We had finished packing for the day and were sitting at the table having sandwiches. My nephew asked where I lived before my current place. So I told him.

                “What about before that Tio?” he asked. So I told him before that one and the one before that and so on. I really have lived in so many places.

                My sister was next. She mentioned the house and the apartment before that when she first moved to Houston. She mentioned her college apartment and dorm room in College Station when she attended Texas A&M. Then she mentioned our parent’s house but then stopped and said “Well, I won’t even go into our childhood.”

                I didn’t say anything then, but it saddened me to think that she couldn’t even go back there. I didn’t know about that. I felt sad at times but when I look back at it now, it just seemed like one big slumber party. Maybe it affected her more than I, or anyone else in my family, ever realized.

To our parent’s credit we never knew we were saying goodbye to the only house we ever knew (well, at least I didn’t). We were simply going to go and stay with our Tia. So there were no tears, no sad goodbyes to our friends Chris and Charlie and David and Gilbert. There was no seeing the house that held so many memories standing empty and cold. There was no looking back through the rear window to see the life we had always known slipping away. It was just another day in a new room, a few questions and some sadness every now and then.

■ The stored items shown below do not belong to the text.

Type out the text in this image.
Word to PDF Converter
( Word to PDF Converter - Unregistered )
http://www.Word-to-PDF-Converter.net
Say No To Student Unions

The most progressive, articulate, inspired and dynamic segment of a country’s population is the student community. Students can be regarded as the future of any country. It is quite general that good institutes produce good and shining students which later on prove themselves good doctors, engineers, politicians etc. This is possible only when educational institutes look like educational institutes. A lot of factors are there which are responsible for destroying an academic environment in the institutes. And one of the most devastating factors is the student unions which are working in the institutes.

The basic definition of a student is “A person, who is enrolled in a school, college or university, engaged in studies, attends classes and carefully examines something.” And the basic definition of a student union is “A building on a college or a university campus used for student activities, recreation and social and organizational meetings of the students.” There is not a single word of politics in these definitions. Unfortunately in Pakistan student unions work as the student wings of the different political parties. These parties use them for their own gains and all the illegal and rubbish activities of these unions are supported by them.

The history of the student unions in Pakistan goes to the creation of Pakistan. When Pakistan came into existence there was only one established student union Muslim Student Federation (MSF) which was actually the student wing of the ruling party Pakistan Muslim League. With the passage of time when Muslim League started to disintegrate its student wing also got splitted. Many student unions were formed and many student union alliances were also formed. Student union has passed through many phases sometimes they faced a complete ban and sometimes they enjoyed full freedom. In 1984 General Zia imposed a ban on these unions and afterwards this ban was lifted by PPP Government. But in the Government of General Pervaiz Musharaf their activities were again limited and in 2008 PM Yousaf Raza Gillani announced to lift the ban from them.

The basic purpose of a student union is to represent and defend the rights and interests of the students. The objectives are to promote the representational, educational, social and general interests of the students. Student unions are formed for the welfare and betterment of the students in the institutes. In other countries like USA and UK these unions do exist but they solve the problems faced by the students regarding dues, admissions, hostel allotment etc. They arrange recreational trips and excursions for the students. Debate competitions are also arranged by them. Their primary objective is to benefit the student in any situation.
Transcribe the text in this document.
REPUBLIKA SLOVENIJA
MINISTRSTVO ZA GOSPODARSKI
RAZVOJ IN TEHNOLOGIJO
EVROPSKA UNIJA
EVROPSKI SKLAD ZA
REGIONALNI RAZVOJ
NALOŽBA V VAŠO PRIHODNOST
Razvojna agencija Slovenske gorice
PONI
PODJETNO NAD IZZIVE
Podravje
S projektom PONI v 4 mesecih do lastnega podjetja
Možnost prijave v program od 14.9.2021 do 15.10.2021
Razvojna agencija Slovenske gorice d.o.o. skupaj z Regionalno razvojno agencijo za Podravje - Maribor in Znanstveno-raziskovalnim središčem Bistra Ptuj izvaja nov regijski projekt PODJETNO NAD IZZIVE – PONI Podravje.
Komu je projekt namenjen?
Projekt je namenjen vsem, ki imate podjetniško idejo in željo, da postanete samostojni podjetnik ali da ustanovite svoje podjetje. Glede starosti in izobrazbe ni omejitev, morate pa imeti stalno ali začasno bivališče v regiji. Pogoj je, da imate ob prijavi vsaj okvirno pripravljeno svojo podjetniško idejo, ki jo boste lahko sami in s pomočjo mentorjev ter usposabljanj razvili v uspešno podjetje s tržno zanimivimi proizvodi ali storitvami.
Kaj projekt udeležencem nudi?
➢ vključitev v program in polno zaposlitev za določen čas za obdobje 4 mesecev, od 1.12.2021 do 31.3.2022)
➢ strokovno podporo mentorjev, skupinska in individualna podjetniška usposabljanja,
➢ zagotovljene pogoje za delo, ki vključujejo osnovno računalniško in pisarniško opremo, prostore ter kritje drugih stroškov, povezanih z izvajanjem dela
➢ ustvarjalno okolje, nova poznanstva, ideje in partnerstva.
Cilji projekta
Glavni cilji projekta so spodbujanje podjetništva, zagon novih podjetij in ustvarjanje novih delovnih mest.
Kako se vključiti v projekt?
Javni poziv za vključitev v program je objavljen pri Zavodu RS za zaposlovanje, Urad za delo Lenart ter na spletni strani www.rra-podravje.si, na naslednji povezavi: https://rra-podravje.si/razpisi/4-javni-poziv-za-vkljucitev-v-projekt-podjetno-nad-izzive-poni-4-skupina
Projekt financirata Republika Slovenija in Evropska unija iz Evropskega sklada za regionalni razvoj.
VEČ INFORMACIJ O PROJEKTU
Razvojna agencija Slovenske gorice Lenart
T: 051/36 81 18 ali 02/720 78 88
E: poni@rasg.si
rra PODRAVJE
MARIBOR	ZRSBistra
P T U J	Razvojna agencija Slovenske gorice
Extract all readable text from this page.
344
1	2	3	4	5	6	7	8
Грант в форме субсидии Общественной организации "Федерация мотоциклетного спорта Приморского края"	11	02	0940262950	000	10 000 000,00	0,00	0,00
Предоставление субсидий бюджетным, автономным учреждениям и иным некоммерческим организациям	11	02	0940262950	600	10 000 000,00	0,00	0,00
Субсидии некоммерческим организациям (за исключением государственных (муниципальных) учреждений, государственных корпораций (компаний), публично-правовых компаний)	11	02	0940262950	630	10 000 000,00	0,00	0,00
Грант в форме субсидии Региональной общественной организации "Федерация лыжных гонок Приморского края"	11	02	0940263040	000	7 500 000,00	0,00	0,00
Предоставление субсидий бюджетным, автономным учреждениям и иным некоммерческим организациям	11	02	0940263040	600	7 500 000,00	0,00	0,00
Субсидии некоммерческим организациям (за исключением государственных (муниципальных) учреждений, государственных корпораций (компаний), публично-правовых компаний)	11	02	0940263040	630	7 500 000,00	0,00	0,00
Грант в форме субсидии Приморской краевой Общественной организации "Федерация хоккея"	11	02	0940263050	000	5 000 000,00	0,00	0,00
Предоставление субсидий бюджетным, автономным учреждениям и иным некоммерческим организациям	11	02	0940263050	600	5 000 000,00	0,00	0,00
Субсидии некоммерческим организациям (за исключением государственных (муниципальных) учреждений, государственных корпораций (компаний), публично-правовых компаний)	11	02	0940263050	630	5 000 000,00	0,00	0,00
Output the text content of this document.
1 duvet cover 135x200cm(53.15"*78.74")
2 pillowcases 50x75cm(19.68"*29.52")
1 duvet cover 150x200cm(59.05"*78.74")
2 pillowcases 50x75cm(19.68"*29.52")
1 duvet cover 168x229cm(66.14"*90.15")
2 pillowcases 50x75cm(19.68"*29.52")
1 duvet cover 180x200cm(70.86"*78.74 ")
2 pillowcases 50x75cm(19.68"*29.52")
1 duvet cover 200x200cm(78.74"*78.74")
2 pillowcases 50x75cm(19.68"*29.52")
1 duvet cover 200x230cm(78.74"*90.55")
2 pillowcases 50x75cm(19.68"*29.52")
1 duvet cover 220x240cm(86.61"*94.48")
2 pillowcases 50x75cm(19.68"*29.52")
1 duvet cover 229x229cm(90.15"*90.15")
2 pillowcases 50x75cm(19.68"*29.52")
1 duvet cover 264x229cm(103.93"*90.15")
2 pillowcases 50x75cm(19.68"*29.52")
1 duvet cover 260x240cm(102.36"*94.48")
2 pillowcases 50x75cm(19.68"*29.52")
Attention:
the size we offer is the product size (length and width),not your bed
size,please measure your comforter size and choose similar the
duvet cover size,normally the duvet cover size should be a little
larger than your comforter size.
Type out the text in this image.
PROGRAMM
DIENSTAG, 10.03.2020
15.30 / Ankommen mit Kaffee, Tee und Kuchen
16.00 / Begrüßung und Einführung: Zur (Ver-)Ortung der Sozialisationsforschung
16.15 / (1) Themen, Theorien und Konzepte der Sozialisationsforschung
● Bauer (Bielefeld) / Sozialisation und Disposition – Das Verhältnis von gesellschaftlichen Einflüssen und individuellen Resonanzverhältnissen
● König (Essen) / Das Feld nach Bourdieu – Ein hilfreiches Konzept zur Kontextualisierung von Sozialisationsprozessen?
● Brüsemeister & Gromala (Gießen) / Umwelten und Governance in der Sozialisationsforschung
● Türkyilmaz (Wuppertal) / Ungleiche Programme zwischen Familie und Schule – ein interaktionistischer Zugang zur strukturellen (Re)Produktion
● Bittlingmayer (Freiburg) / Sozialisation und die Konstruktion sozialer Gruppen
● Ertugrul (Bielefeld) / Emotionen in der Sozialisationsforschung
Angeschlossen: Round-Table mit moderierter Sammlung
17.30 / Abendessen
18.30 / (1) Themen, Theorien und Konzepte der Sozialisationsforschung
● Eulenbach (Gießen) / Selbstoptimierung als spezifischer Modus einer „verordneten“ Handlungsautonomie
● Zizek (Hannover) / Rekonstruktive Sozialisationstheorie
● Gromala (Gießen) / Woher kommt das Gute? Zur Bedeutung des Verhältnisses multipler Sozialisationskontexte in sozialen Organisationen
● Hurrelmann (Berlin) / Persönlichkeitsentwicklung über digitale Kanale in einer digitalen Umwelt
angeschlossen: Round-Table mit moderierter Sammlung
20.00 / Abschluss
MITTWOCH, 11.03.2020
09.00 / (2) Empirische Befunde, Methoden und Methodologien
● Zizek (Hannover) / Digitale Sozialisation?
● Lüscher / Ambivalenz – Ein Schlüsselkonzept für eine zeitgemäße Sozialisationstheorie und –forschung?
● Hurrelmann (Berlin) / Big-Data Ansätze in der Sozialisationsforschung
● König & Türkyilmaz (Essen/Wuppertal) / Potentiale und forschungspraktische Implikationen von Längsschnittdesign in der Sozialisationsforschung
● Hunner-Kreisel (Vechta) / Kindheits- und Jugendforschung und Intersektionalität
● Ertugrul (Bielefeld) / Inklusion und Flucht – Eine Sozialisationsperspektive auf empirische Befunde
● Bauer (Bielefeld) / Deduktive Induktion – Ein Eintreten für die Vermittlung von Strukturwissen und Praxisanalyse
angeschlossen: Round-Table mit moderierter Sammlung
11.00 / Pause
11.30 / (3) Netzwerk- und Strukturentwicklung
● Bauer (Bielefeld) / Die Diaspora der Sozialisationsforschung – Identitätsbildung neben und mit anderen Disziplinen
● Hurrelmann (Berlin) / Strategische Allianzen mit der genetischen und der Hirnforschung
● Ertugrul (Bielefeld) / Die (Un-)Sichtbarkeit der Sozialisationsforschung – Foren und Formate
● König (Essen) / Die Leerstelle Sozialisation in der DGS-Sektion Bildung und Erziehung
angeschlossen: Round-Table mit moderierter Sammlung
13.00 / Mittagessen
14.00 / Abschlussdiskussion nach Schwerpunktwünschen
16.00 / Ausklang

                Throughout that week leading up to her departure, I wondered just how my little sister was feeling. I wondered how she would handle having to leave her first real home and her first real neighbors that really were like neighbors that I remember growing up.  I wondered how she would get through her first time at having to say the goodbyes that my parents had to say 20 years ago.

Well, she handled it better than I think I would have but that is how it has always been and that is how she is. I know she is sad but I also know she is strong. She may be my little sister, but throughout our lives, she has always been more like the older sibling.

I will miss her being so close but I know that she will start anew and make an even better life in Austin—despite the fact that she will be surrounded by Longhorns (or T-sips, as Aggies like to call them).